There are benefits to hiring a manufacturer/installer. The co-op went with Kelly Windows. Greenbaum had actually worked with them before at the 900-unit Georgetown Mews co-op in Queens, and, he says, the result at Georgetown was "flawless." Beyond that, the board liked that Kelly was both the manufacturer and the installer. "Many companies are just installers. They buy their windows from different manufacturers," says Greenbaum, who adds that when problems subsequently occur, the manufacturer will blame the installer and the installer blames the manufacturer. With Kelly, "Nobody is pointing fingers at anybody."
When Kelly was awarded the job, the board invited the window company, the engineer, the manager, and the board to "a meet and greet" session. The contractor brought window samples, and the shareholders met with the owner of the company, the project manager, the head of the installation team, and some of the installers. Greenbaum and the MGRE site manager, Patricia Ford, were also on hand.
It is important to brief the residents before the job. "We explained the window, how it's going in, how we're going to take on the job, what the company will do, what they need to do prepare," says Greenbaum. "A window job is somewhat intrusive, but if it was clearly communicated then everybody understood what the job was supposed to be.
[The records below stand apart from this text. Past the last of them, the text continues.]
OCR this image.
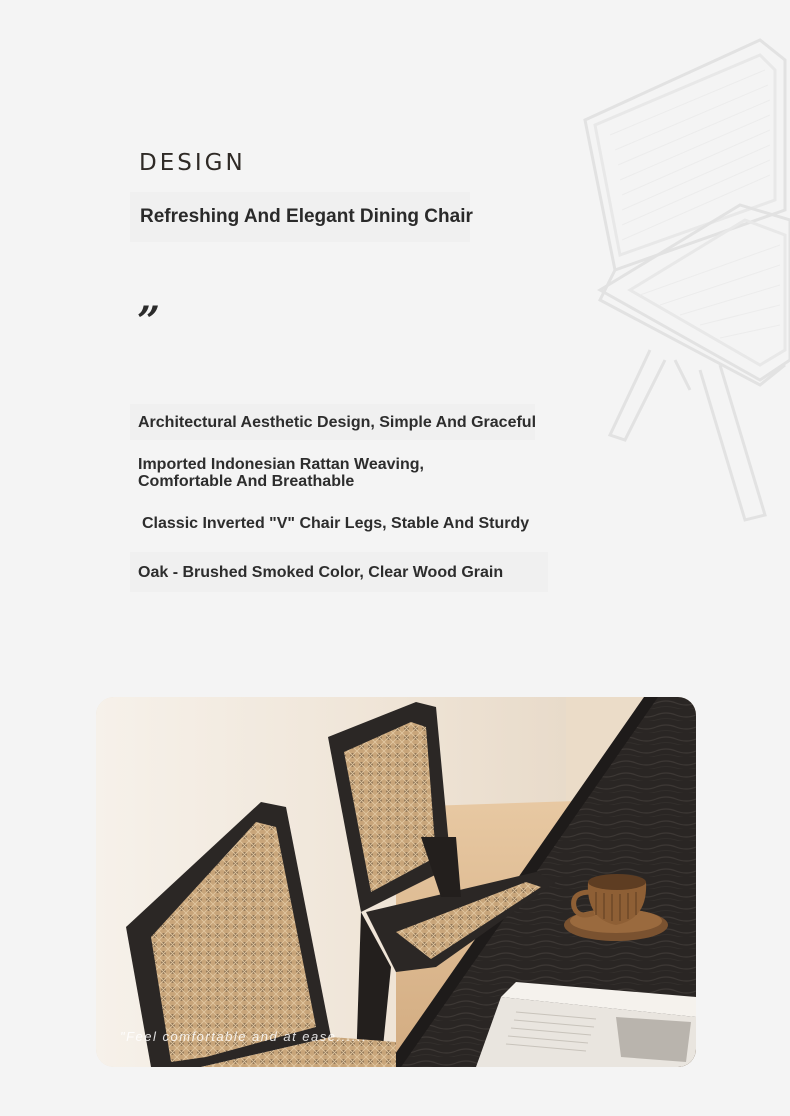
DESIGN
Refreshing And Elegant Dining Chair
”
Architectural Aesthetic Design, Simple And Graceful
Imported Indonesian Rattan Weaving,
Comfortable And Breathable
Classic Inverted "V" Chair Legs, Stable And Sturdy
Oak - Brushed Smoked Color, Clear Wood Grain
"Feel comfortable and at ease......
You have to gain access to every apartment, and they have to make a clear path. They have to take off their blinds and window treatments. Some of them have window air-conditioning units, and furniture in the way. It's a very intrusive job, so we needed the cooperation of all the shareholders. We gave them a couple of weeks advance notice."
An experienced professional can reduce anxiety. The meeting and Greenbaum's personal involvement were crucial to the smooth running of the job, says the manager. "I wanted to be involved because [my experience in doing these jobs is reassuring]. Also, I've always believed that if you communicate properly, the fear of the unknown is taken out of the job. Nobody goes, 'Oh my God, I know I'm going to get windows, but who's the installer?' How much can you put in a letter? When you really hold, touch, and open and close the window, it's better than getting just a letter or an e-mail."
The $450,000 job was initially going to be financed through a special assessment, but after the first three months of assessments had been levied, interest rates dropped and the board refinanced its underlying mortgage, using the extra money to pay off the rest of the project. The work began in September and was finished in December.